How would I correctly redirect the output of exec.Cmd.Start so I can view its progress

  Kiến thức lập trình

I wrote this go program to help me asynchronously execute some long running tests that I have been running synchronously until now. It works pretty well, except for the real time progress updates I am hoping to get during execution.

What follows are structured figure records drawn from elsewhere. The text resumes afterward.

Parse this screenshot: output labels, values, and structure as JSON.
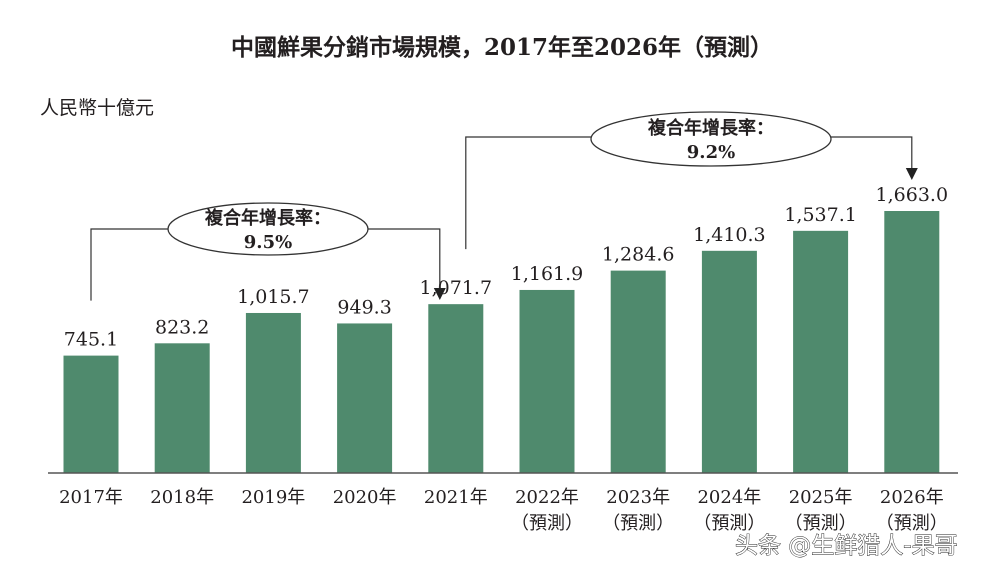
{
  "chart_data": {
    "type": "bar",
    "title": "中國鮮果分銷市場規模，2017年至2026年（預測）",
    "ylabel": "人民幣十億元",
    "categories": [
      "2017年",
      "2018年",
      "2019年",
      "2020年",
      "2021年",
      "2022年",
      "2023年",
      "2024年",
      "2025年",
      "2026年"
    ],
    "category_notes": [
      "",
      "",
      "",
      "",
      "",
      "（預測）",
      "（預測）",
      "（預測）",
      "（預測）",
      "（預測）"
    ],
    "values": [
      745.1,
      823.2,
      1015.7,
      949.3,
      1071.7,
      1161.9,
      1284.6,
      1410.3,
      1537.1,
      1663.0
    ],
    "value_labels": [
      "745.1",
      "823.2",
      "1,015.7",
      "949.3",
      "1,071.7",
      "1,161.9",
      "1,284.6",
      "1,410.3",
      "1,537.1",
      "1,663.0"
    ],
    "ylim": [
      0,
      1800
    ],
    "grid": false,
    "bar_color": "#4f8a6d",
    "annotations": [
      {
        "label": "複合年增長率：",
        "value": "9.5%",
        "from": "2017年",
        "to": "2021年"
      },
      {
        "label": "複合年增長率：",
        "value": "9.2%",
        "from": "2021年",
        "to": "2026年"
      }
    ]
  },
  "watermark": "头条 @生鲜猎人-果哥"
}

logFile, err := os.Create(filepath)
if err != nil {....}
defer logFile.Close()
fileWriter := bufio.NewWriter(logFile)

errFile, err := os.Create(filepath + ".err")
if err != nil {....}
defer errFile.Close()
errWriter := bufio.NewWriter(errFile)

cmd := exec.Command(app, arg1, arg2, arg3)
var stdoutBuf, stderrBuf bytes.Buffer
cmd.Stdout = io.MultiWriter(fileWriter, &stdoutBuf)
cmd.Stderr = io.MultiWriter(errWriter, &stderrBuf)

err = cmd.Start()
if err != nil {...return}
err = cmd.Wait()
if err != nil {...return}

outStr, errStr := string(stdoutBuf.Bytes()), string(stderrBuf.Bytes())
_, _ = logger.WriteString(outStr)
_, _ = logger.WriteString(errStr)

This works just fine if I replace fileWriter and errWriter with os.Stdout and os.Stderr but I am hoping to redirect the same output to the two files I create. I’ve read some discussions about how I would need to create a custom writer since this one is buffered(and os.stdout is not), does anyone happen to have an example of such a custom writer?